Dass man ganz anders mit innovativen Medizinprodukten und Verfahren umgehen kann, zeigen verschiedene Beispiele aus dem Ausland. Die Lösung lautet „bedingte Erstattung“. So haben beispielsweise die Krankenversicherungen in Holland den Einsatz bestimmter Stentretriever zur Behandlung eines akuten Schlaganfalls lediglich im Rahmen einer klinischen Studie vergütet. Die Studie mit dem Namen „MR CLEAN“ konnte aufgrund dieser Bedingung in Rekordzeit erfolgreich beendet werden – und lieferte überzeugende Hinweise auf einen Nutzen der geprüften Medizinprodukte.
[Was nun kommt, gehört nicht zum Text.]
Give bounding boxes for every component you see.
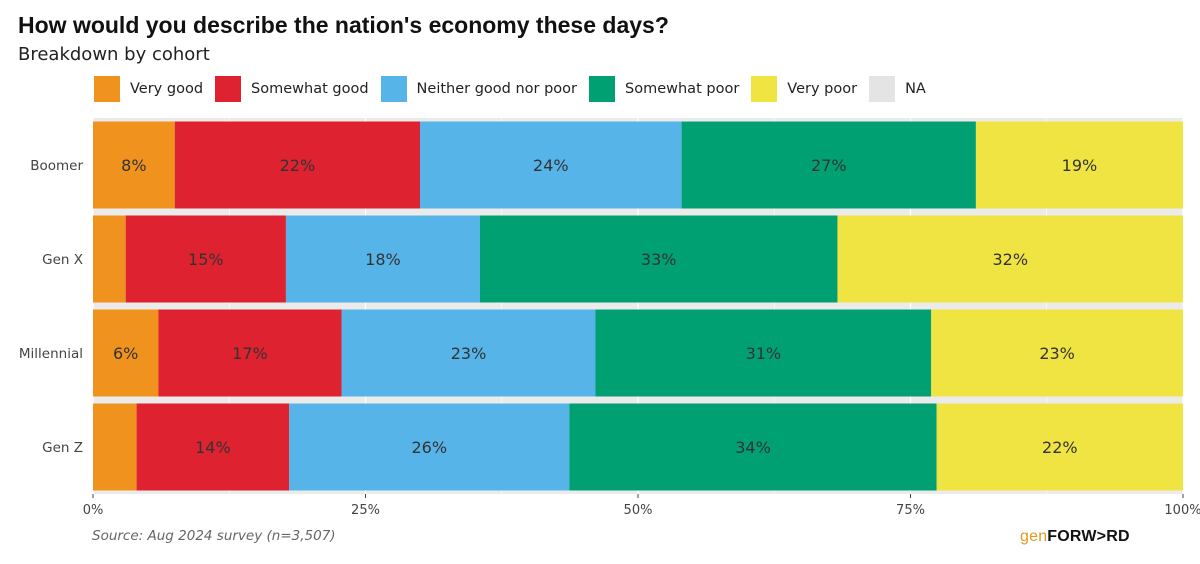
data-label: 15% [188,250,224,269]
bar-segment [285,215,480,303]
chart-legend: Very good Somewhat good Neither good nor p… [94,75,938,103]
x-tick-label: 50% [624,503,653,518]
bar-segment [93,121,175,209]
category-label: Millennial [19,346,83,362]
data-label: 17% [232,344,268,363]
chart-title: How would you describe the nation's econ… [18,12,669,38]
legend-swatch [589,76,616,102]
bar-segment [936,403,1183,491]
bar-segment [569,403,937,491]
stacked-bar-chart: 8% 22% 24% 27% 19% Boomer 15% 18% 33% 32% Gen X 6% 1… [19,118,1200,518]
bar-segment [681,121,976,209]
legend-item: Very good [94,76,203,102]
bar-segment [479,215,838,303]
x-tick-label: 75% [896,503,925,518]
data-label: 22% [280,156,316,175]
data-label: 6% [113,344,138,363]
source-note: Source: Aug 2024 survey (n=3,507) [92,528,336,544]
legend-swatch [380,76,407,102]
bar-segment [420,121,682,209]
chart-subtitle: Breakdown by cohort [18,44,210,65]
data-label: 18% [365,250,401,269]
legend-item: NA [869,76,926,102]
data-label: 31% [746,344,782,363]
data-label: 34% [735,438,771,457]
bar-segment [93,309,159,397]
data-label: 24% [533,156,569,175]
category-label: Boomer [30,158,83,174]
legend-item: Somewhat poor [589,76,739,102]
x-tick-label: 25% [351,503,380,518]
data-label: 27% [811,156,847,175]
data-label: 22% [1042,438,1078,457]
legend-item: Somewhat good [215,76,369,102]
category-label: Gen X [42,252,83,268]
data-label: 8% [121,156,146,175]
legend-swatch [869,76,896,102]
legend-item: Very poor [751,76,857,102]
bar-segment [341,309,596,397]
bar-segment [837,215,1183,303]
legend-item: Neither good nor poor [380,76,578,102]
legend-label: Very good [130,81,204,97]
legend-label: Very poor [787,81,858,97]
x-tick-label: 100% [1164,503,1200,518]
legend-label: Somewhat poor [625,81,740,97]
legend-swatch [215,76,242,102]
data-label: 14% [195,438,231,457]
legend-label: Somewhat good [251,81,369,97]
bar-segment [174,121,420,209]
bar-segment [975,121,1183,209]
bar-segment [136,403,290,491]
bar-segment [595,309,932,397]
data-label: 23% [1039,344,1075,363]
bar-segment [931,309,1183,397]
data-label: 23% [451,344,487,363]
bar-segment [93,215,126,303]
legend-swatch [751,76,778,102]
data-label: 32% [992,250,1028,269]
bar-segment [93,403,137,491]
bar-segment [125,215,286,303]
data-label: 19% [1062,156,1098,175]
data-label: 26% [411,438,447,457]
data-label: 33% [641,250,677,269]
legend-label: NA [905,81,926,97]
genforward-logo: genFORW>RD [1020,528,1130,545]
x-tick-label: 0% [83,503,104,518]
category-label: Gen Z [42,440,83,456]
legend-swatch [94,76,120,102]
bar-segment [289,403,570,491]
bar-segment [158,309,342,397]
legend-label: Neither good nor poor [416,81,578,97]
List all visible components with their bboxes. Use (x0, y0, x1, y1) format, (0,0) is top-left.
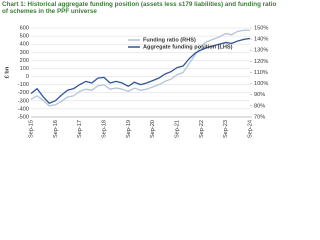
series-line (30, 29, 250, 107)
y-tick-label: 0 (26, 74, 29, 80)
x-tick-label: Sep-18 (101, 120, 107, 138)
y2-tick-label: 110% (254, 70, 268, 76)
x-tick-label: Sep-21 (174, 120, 180, 138)
y-tick-label: 500 (20, 34, 29, 40)
y-tick-label: 200 (20, 58, 29, 64)
series-line (30, 37, 251, 104)
chart-title: Chart 1: Historical aggregate funding po… (2, 1, 277, 16)
y-tick-label: -400 (18, 106, 29, 112)
y-tick-label: 600 (20, 25, 29, 31)
x-tick-label: Sep-15 (28, 120, 34, 138)
plot: -500 -400 -300 -200 -100 0 100 200 300 400 500 600 7… (4, 25, 268, 138)
y-axis-label: £ bn (4, 66, 10, 78)
x-tick-label: Sep-19 (126, 120, 132, 138)
y2-tick-label: 150% (254, 25, 268, 31)
y-tick-label: -300 (18, 98, 29, 104)
x-tick-label: Sep-22 (199, 120, 205, 138)
y-tick-label: 300 (20, 50, 29, 56)
y-tick-label: 400 (20, 42, 29, 48)
x-tick-label: Sep-16 (53, 120, 59, 138)
y2-tick-label: 70% (254, 114, 265, 120)
y2-tick-label: 100% (254, 81, 268, 87)
y-tick-label: 100 (20, 66, 29, 72)
y2-tick-label: 120% (254, 59, 268, 65)
x-tick-label: Sep-20 (150, 120, 156, 138)
chart: Chart 1: Historical aggregate funding po… (2, 1, 277, 138)
y-tick-label: -500 (18, 114, 29, 120)
y2-tick-label: 90% (254, 92, 265, 98)
y2-tick-label: 80% (254, 103, 265, 109)
legend-label: Funding ratio (RHS) (143, 37, 196, 43)
legend-label: Aggregate funding position (LHS) (143, 44, 233, 50)
y-tick-label: -200 (18, 90, 29, 96)
y2-tick-label: 140% (254, 37, 268, 43)
x-tick-label: Sep-23 (223, 120, 229, 138)
x-tick-label: Sep-17 (77, 120, 83, 138)
x-tick-label: Sep-24 (247, 120, 253, 138)
y2-tick-label: 130% (254, 48, 268, 54)
y-tick-label: -100 (18, 82, 29, 88)
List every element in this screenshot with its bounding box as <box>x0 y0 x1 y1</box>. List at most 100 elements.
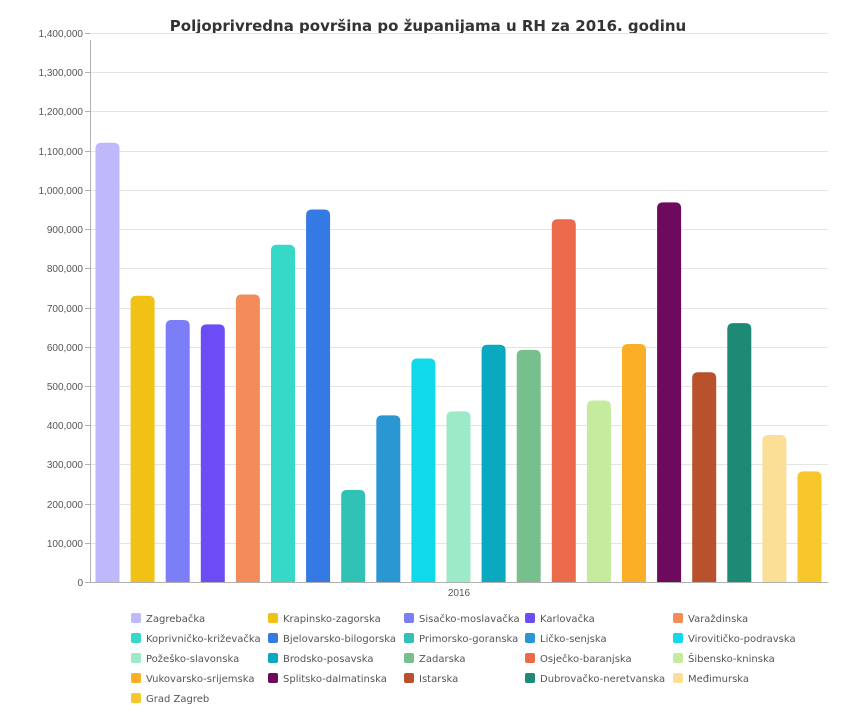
legend-label: Brodsko-posavska <box>283 654 373 665</box>
bar[interactable] <box>235 294 260 582</box>
bar[interactable] <box>95 142 120 583</box>
y-tick-label: 1,100,000 <box>39 147 84 158</box>
legend-swatch <box>673 613 683 623</box>
x-tick-label: 2016 <box>448 588 471 599</box>
legend-swatch <box>268 633 278 643</box>
chart-title: Poljoprivredna površina po županijama u … <box>170 17 686 35</box>
legend-label: Grad Zagreb <box>146 694 209 705</box>
bar[interactable] <box>586 400 611 582</box>
bar[interactable] <box>797 471 822 582</box>
legend-item[interactable]: Zagrebačka <box>131 613 205 625</box>
legend-swatch <box>268 653 278 663</box>
bar[interactable] <box>130 295 155 582</box>
legend-swatch <box>404 673 414 683</box>
y-tick-label: 1,300,000 <box>39 68 84 79</box>
bar[interactable] <box>481 344 506 582</box>
legend-swatch <box>525 633 535 643</box>
legend-item[interactable]: Sisačko-moslavačka <box>404 613 520 625</box>
legend-label: Ličko-senjska <box>540 633 607 645</box>
legend-item[interactable]: Varaždinska <box>673 613 748 625</box>
legend-item[interactable]: Primorsko-goranska <box>404 633 518 645</box>
legend-item[interactable]: Osječko-baranjska <box>525 653 632 665</box>
legend-label: Virovitičko-podravska <box>688 633 796 645</box>
legend-swatch <box>131 633 141 643</box>
y-tick-label: 0 <box>77 578 83 589</box>
legend-item[interactable]: Bjelovarsko-bilogorska <box>268 633 396 645</box>
bars <box>95 142 822 583</box>
legend-label: Sisačko-moslavačka <box>419 613 520 625</box>
y-axis-ticks: 0 100,000 200,000 300,000 400,000 500,000 600,… <box>39 29 90 589</box>
legend-label: Varaždinska <box>688 613 748 625</box>
legend-swatch <box>673 653 683 663</box>
bar[interactable] <box>411 358 436 582</box>
y-tick-label: 800,000 <box>47 264 84 275</box>
legend-label: Koprivničko-križevačka <box>146 633 261 645</box>
legend-item[interactable]: Zadarska <box>404 653 466 665</box>
bar[interactable] <box>551 219 576 582</box>
legend-item[interactable]: Ličko-senjska <box>525 633 607 645</box>
legend-label: Krapinsko-zagorska <box>283 614 381 625</box>
y-tick-label: 900,000 <box>47 225 84 236</box>
legend-swatch <box>131 673 141 683</box>
y-tick-label: 600,000 <box>47 343 84 354</box>
legend-swatch <box>131 613 141 623</box>
legend-label: Bjelovarsko-bilogorska <box>283 634 396 645</box>
legend-item[interactable]: Koprivničko-križevačka <box>131 633 261 645</box>
legend-item[interactable]: Grad Zagreb <box>131 693 209 705</box>
legend-swatch <box>404 653 414 663</box>
bar[interactable] <box>516 349 541 582</box>
legend-item[interactable]: Dubrovačko-neretvanska <box>525 673 665 685</box>
legend-swatch <box>525 653 535 663</box>
legend-label: Vukovarsko-srijemska <box>146 674 255 685</box>
legend-label: Karlovačka <box>540 613 595 625</box>
legend-swatch <box>525 673 535 683</box>
bar[interactable] <box>341 489 366 582</box>
y-tick-label: 1,000,000 <box>39 186 84 197</box>
bar[interactable] <box>200 324 225 582</box>
bar[interactable] <box>446 411 471 582</box>
legend-label: Šibensko-kninska <box>688 652 775 665</box>
y-tick-label: 400,000 <box>47 421 84 432</box>
legend-item[interactable]: Krapinsko-zagorska <box>268 613 381 625</box>
legend-item[interactable]: Splitsko-dalmatinska <box>268 673 387 685</box>
bar[interactable] <box>271 244 295 582</box>
legend-swatch <box>268 673 278 683</box>
legend-label: Dubrovačko-neretvanska <box>540 673 665 685</box>
legend-item[interactable]: Vukovarsko-srijemska <box>131 673 255 685</box>
y-tick-label: 100,000 <box>47 539 84 550</box>
legend-swatch <box>404 613 414 623</box>
legend-label: Osječko-baranjska <box>540 653 632 665</box>
legend-item[interactable]: Virovitičko-podravska <box>673 633 796 645</box>
legend-swatch <box>131 693 141 703</box>
y-tick-label: 1,200,000 <box>39 107 84 118</box>
legend-label: Međimurska <box>688 674 749 685</box>
legend-label: Zagrebačka <box>146 613 205 625</box>
legend: Zagrebačka Krapinsko-zagorska Sisačko-mosl… <box>131 613 796 705</box>
bar[interactable] <box>727 323 752 582</box>
legend-swatch <box>268 613 278 623</box>
bar[interactable] <box>165 320 190 582</box>
y-tick-label: 200,000 <box>47 500 84 511</box>
legend-item[interactable]: Brodsko-posavska <box>268 653 373 665</box>
bar[interactable] <box>692 372 717 582</box>
legend-item[interactable]: Šibensko-kninska <box>673 652 775 665</box>
legend-label: Požeško-slavonska <box>146 653 239 665</box>
legend-item[interactable]: Požeško-slavonska <box>131 653 239 665</box>
y-tick-label: 700,000 <box>47 304 84 315</box>
legend-label: Istarska <box>419 674 458 685</box>
legend-item[interactable]: Karlovačka <box>525 613 595 625</box>
legend-swatch <box>525 613 535 623</box>
legend-item[interactable]: Istarska <box>404 673 458 685</box>
bar[interactable] <box>376 415 401 582</box>
legend-item[interactable]: Međimurska <box>673 673 749 685</box>
y-tick-label: 300,000 <box>47 460 84 471</box>
legend-swatch <box>131 653 141 663</box>
bar[interactable] <box>762 434 787 582</box>
bar[interactable] <box>657 202 682 583</box>
bar[interactable] <box>622 343 646 582</box>
y-tick-label: 1,400,000 <box>39 29 84 40</box>
bar[interactable] <box>306 209 331 582</box>
legend-label: Primorsko-goranska <box>419 634 518 645</box>
y-tick-label: 500,000 <box>47 382 84 393</box>
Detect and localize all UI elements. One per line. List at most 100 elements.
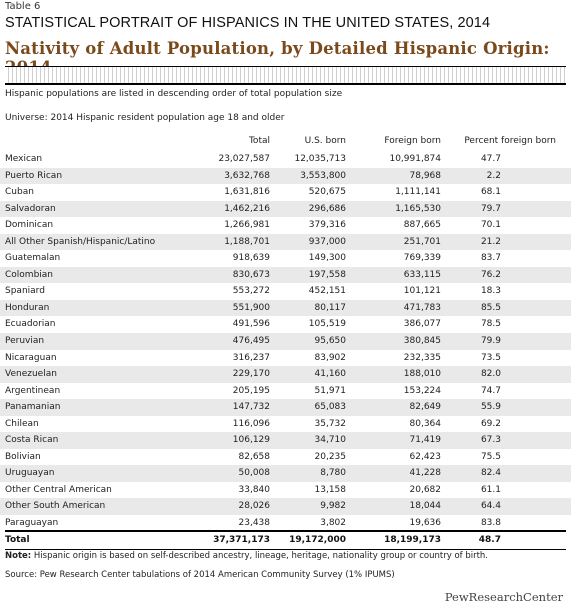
row-percent-foreign-born: 74.7 <box>480 385 501 396</box>
footnote: Note: Hispanic origin is based on self-d… <box>5 551 488 561</box>
table-row: Peruvian 476,495 95,650 380,845 79.9 <box>0 333 571 350</box>
row-foreign-born: 386,077 <box>403 319 441 330</box>
header-rule <box>5 66 566 85</box>
row-foreign-born: 471,783 <box>403 302 441 313</box>
column-header-us-born: U.S. born <box>304 136 346 146</box>
row-name: Bolivian <box>5 451 41 462</box>
total-row-label: Total <box>5 535 30 545</box>
row-percent-foreign-born: 67.3 <box>480 435 501 446</box>
row-foreign-born: 633,115 <box>403 269 441 280</box>
row-total: 50,008 <box>238 468 271 479</box>
table-row: Costa Rican 106,129 34,710 71,419 67.3 <box>0 432 571 449</box>
row-total: 551,900 <box>232 302 270 313</box>
row-name: Costa Rican <box>5 435 59 446</box>
row-percent-foreign-born: 79.9 <box>480 336 501 347</box>
row-total: 116,096 <box>232 418 270 429</box>
row-name: Cuban <box>5 187 34 198</box>
row-total: 830,673 <box>232 269 270 280</box>
row-name: Panamanian <box>5 402 61 413</box>
row-us-born: 35,732 <box>314 418 347 429</box>
table-body: Mexican 23,027,587 12,035,713 10,991,874 47.… <box>0 151 571 532</box>
row-percent-foreign-born: 47.7 <box>480 154 501 164</box>
row-total: 1,266,981 <box>224 220 270 231</box>
table-row: Venezuelan 229,170 41,160 188,010 82.0 <box>0 366 571 383</box>
row-foreign-born: 20,682 <box>409 484 442 495</box>
row-percent-foreign-born: 76.2 <box>480 269 501 280</box>
row-total: 229,170 <box>232 369 270 380</box>
row-total: 33,840 <box>238 484 271 495</box>
table-row: Spaniard 553,272 452,151 101,121 18.3 <box>0 283 571 300</box>
table-row: Mexican 23,027,587 12,035,713 10,991,874 47.… <box>0 151 571 168</box>
row-total: 476,495 <box>232 336 270 347</box>
row-foreign-born: 1,111,141 <box>395 187 441 198</box>
universe-note: Universe: 2014 Hispanic resident populat… <box>5 113 285 123</box>
row-us-born: 105,519 <box>308 319 346 330</box>
row-total: 23,027,587 <box>218 154 270 164</box>
row-percent-foreign-born: 78.5 <box>480 319 501 330</box>
table-row: Nicaraguan 316,237 83,902 232,335 73.5 <box>0 350 571 367</box>
table-row: Colombian 830,673 197,558 633,115 76.2 <box>0 266 571 284</box>
row-name: Dominican <box>5 220 54 231</box>
footnote-label: Note: <box>5 551 32 561</box>
row-name: Peruvian <box>5 336 45 347</box>
row-percent-foreign-born: 73.5 <box>480 352 501 363</box>
row-percent-foreign-born: 21.2 <box>480 236 501 247</box>
row-name: Other Central American <box>5 484 112 495</box>
table-row: Salvadoran 1,462,216 296,686 1,165,530 79.7 <box>0 200 571 218</box>
row-percent-foreign-born: 2.2 <box>486 170 501 181</box>
row-us-born: 9,982 <box>320 501 346 512</box>
table-row: Cuban 1,631,816 520,675 1,111,141 68.1 <box>0 184 571 201</box>
header-rule-bar <box>5 83 566 85</box>
row-foreign-born: 887,665 <box>403 220 441 231</box>
row-name: Ecuadorian <box>5 319 56 330</box>
row-percent-foreign-born: 18.3 <box>480 286 501 297</box>
row-foreign-born: 101,121 <box>403 286 441 297</box>
row-percent-foreign-born: 82.0 <box>480 369 501 380</box>
footnote-text: Hispanic origin is based on self-describ… <box>31 551 489 561</box>
row-total: 553,272 <box>232 286 270 297</box>
row-percent-foreign-born: 75.5 <box>480 451 501 462</box>
row-total: 205,195 <box>232 385 270 396</box>
row-total: 1,462,216 <box>224 203 270 214</box>
total-row-foreign-born: 18,199,173 <box>384 535 441 545</box>
table-row: Other South American 28,026 9,982 18,044 64.… <box>0 498 571 516</box>
row-name: Honduran <box>5 302 50 313</box>
row-us-born: 296,686 <box>308 203 346 214</box>
table-row: Honduran 551,900 80,117 471,783 85.5 <box>0 299 571 317</box>
row-us-born: 3,802 <box>320 518 346 529</box>
row-total: 82,658 <box>238 451 271 462</box>
source-note: Source: Pew Research Center tabulations … <box>5 570 395 580</box>
row-us-born: 41,160 <box>314 369 347 380</box>
total-row-total: 37,371,173 <box>213 535 270 545</box>
row-name: All Other Spanish/Hispanic/Latino <box>5 236 156 247</box>
order-note: Hispanic populations are listed in desce… <box>5 89 343 99</box>
row-us-born: 149,300 <box>308 253 346 264</box>
row-foreign-born: 82,649 <box>409 402 442 413</box>
row-name: Argentinean <box>5 385 61 396</box>
row-total: 1,631,816 <box>224 187 270 198</box>
row-us-born: 520,675 <box>308 187 346 198</box>
row-foreign-born: 380,845 <box>403 336 441 347</box>
supertitle: STATISTICAL PORTRAIT OF HISPANICS IN THE… <box>5 15 491 31</box>
table-row: Paraguayan 23,438 3,802 19,636 83.8 <box>0 515 571 532</box>
total-row-percent: 48.7 <box>478 535 501 545</box>
row-total: 3,632,768 <box>224 170 270 181</box>
table-row: Panamanian 147,732 65,083 82,649 55.9 <box>0 399 571 416</box>
table-row: Bolivian 82,658 20,235 62,423 75.5 <box>0 449 571 466</box>
row-percent-foreign-born: 82.4 <box>480 468 501 479</box>
row-name: Uruguayan <box>5 468 55 479</box>
pew-logo: PewResearchCenter <box>444 590 563 604</box>
row-us-born: 83,902 <box>314 352 347 363</box>
row-name: Colombian <box>5 269 53 280</box>
row-percent-foreign-born: 83.7 <box>480 253 501 264</box>
row-foreign-born: 62,423 <box>409 451 442 462</box>
row-percent-foreign-born: 61.1 <box>480 484 501 495</box>
table-label: Table 6 <box>5 1 41 12</box>
row-us-born: 197,558 <box>308 269 346 280</box>
row-name: Guatemalan <box>5 253 61 264</box>
column-header-total: Total <box>248 136 270 146</box>
row-foreign-born: 188,010 <box>403 369 441 380</box>
row-name: Mexican <box>5 154 43 164</box>
row-name: Chilean <box>5 418 39 429</box>
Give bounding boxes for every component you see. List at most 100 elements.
Auch in anderen Ländern wird das Prinzip erfolgreich verwendet, eine Erstattung an klinische Studien zu koppeln, um aussagekräftige Ergebnisse über den Nutzen neuer Verfahren und Produkte zu erhalten.

Innovationen unter kontrollierten Studienbedingungen einsetzen

Mit den Erprobungsregelungen und der systematischen Bewertung von bestimmten Hochrisiko-Medizinprodukten hat der Gesetzgeber in den vergangenen Jahren erste Schritte in die richtige Richtung gemacht. Jetzt ist es Zeit, diesen Weg fortzusetzen und die Rahmenbedingungen zur Einführung von Innovationen im Krankenhaus konsequent weiterzuentwickeln.

Die Anforderungen an Innovationen im Krankenhaus weiter so niedrig zu halten wie bisher, ermöglicht zwar Patienten einen frühzeitigen Zugang zu neuen Verfahren. Es setzt sie jedoch zugleich der Gefahr aus, dass kein ausreichendes Wissen über Risiken und Gefahren gewonnen wird. Die bestehenden Regelungen zum Verbotsvorbehalt im Krankenhaus sollten deshalb zu einem System weiterentwickelt werden, das sicherstellt, dass Innovationen ohne Nutzenbeleg ausschließlich im Rahmen aussagekräftiger klinischer Studien in die Versorgung eingeführt werden.